The screening of healthcare personnel remains controversial and recommended only during outbreaks.[242]

Sampling & MDRO Detection

For several years conventional culture methods, which can take ≥48–72 h to obtain a result, have been considered to be the gold standard to detect colonization. In the absence of a pre-emptive room isolation, this time might be sufficient to spread the bacterium among patients. The effective culture screening method for MRSA and MR-CoNS is direct inoculation of pooled nose, throat and perineal swabs on MRSA-selective chromogenic agar. If present, areas of skin breakdown and foreign body insertion sites should be collected, as well as sputum for productive cough.[260] VRE screening is carried out on stool specimen or rectal/perirectal specimen. ESBL bacteria are cultured on rectal/perirectal specimen, oropharyngeal, endotracheal, inguinal, wounds and urine.[242]

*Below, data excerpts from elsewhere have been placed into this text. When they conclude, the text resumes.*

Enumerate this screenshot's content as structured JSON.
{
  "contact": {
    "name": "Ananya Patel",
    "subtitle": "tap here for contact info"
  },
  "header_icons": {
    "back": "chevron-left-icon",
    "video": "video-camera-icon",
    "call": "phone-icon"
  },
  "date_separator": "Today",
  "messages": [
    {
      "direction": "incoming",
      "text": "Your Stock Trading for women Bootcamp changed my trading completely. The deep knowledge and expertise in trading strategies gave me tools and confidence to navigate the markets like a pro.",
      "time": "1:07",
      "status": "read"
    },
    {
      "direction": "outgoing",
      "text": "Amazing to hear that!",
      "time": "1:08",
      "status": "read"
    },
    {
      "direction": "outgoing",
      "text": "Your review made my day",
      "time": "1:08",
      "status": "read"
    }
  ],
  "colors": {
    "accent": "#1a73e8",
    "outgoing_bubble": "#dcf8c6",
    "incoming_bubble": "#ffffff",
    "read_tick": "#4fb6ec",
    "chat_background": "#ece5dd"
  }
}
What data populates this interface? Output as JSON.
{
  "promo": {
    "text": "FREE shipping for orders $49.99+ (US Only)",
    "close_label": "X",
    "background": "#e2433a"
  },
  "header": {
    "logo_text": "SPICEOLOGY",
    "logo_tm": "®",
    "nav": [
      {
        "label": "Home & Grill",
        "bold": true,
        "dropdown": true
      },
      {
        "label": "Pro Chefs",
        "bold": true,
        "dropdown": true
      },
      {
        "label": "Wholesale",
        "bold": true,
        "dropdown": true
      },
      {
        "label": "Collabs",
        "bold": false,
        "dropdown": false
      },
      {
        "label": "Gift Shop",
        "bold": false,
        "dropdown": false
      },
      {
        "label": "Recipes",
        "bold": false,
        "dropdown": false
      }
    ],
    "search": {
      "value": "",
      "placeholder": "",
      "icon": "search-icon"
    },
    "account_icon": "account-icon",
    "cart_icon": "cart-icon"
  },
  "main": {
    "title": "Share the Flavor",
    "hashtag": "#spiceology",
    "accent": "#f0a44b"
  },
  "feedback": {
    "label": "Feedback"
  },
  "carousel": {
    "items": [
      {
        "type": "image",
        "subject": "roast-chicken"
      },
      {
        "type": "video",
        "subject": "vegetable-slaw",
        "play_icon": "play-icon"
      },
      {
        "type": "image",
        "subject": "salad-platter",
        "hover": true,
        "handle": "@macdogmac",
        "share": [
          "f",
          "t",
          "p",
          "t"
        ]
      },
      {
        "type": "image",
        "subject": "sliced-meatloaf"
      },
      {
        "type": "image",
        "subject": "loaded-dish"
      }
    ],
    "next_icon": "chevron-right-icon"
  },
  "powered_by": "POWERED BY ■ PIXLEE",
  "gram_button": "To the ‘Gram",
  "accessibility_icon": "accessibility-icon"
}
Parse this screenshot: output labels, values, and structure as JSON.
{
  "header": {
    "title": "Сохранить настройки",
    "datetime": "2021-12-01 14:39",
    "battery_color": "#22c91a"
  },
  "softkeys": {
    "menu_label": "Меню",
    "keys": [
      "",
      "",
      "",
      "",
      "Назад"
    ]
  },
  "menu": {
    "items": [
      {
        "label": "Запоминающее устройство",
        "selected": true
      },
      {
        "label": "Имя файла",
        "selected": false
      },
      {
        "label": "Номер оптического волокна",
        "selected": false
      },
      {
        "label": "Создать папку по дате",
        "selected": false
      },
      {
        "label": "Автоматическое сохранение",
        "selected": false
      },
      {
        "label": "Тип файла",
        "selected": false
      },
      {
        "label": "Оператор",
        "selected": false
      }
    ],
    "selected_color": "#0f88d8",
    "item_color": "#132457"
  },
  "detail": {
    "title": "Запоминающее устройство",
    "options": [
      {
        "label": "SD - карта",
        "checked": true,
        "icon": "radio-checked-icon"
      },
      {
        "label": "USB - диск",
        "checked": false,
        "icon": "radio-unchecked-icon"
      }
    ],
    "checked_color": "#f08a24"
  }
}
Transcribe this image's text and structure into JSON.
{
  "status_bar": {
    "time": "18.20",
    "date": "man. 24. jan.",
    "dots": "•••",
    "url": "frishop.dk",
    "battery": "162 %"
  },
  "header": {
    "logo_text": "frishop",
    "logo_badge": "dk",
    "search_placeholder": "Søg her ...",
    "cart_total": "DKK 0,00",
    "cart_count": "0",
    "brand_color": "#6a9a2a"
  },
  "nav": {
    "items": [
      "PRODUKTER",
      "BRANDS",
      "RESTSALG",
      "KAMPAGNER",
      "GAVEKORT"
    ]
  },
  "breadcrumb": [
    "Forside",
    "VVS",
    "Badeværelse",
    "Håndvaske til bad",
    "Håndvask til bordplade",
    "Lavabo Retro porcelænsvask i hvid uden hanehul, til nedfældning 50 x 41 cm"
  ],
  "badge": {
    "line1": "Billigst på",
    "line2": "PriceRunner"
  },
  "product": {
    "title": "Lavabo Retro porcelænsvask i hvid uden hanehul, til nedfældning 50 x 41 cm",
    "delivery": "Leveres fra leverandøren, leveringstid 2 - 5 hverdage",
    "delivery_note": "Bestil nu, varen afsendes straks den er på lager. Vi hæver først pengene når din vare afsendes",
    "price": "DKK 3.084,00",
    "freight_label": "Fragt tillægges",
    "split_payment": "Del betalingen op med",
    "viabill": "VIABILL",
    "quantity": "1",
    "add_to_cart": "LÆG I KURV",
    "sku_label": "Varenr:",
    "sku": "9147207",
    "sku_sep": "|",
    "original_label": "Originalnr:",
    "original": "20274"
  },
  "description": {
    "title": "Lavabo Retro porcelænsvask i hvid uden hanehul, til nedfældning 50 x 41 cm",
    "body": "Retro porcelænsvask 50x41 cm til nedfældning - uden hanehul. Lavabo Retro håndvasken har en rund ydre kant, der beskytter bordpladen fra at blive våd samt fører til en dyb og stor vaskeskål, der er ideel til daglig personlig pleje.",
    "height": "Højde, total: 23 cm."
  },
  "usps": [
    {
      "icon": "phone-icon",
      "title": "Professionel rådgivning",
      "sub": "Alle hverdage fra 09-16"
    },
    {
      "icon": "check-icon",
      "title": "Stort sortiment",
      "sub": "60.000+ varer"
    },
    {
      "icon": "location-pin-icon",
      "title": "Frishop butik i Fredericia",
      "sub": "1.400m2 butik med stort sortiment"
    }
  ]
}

Recently, rapid methods for molecular detection of MRSA-colonized patients with available results in 2 h have been developed with high sensitivity and specificity.[261] In comparison with culture-based methods, PCR tests are costly and some may have relatively high false-positivity rates, therefore definitive evidence of their clinical cost–effectiveness is needed.[262] A recent review and meta-analysis on rapid MRSA screening tests by Tacconelli et al. concluded that active screening is more important than the type of test used.[263] MRSA decrease could be achieved both with conventional and rapid molecular tests.

Also a rapid real-time PCR test that detects the presence of vanA and/or vanB genes has been proposed for rapid screening to identify patients harboring VRE at hospital admission.[264]

In Gram-negative bacteria, particularly carbapenemase producing organisms, MDR cannot simply be inferred from the resistance profile. Criteria must be established for which isolates should be suspected and screened for carbapenemase production, and which tests (phemotypic and/or genotypic) should be adopted for confirmation of the resistance mechanism. Strategies should be devised for surveillance of carbapenemase producers in order to enable the implementation of effective surveillance programs.[204]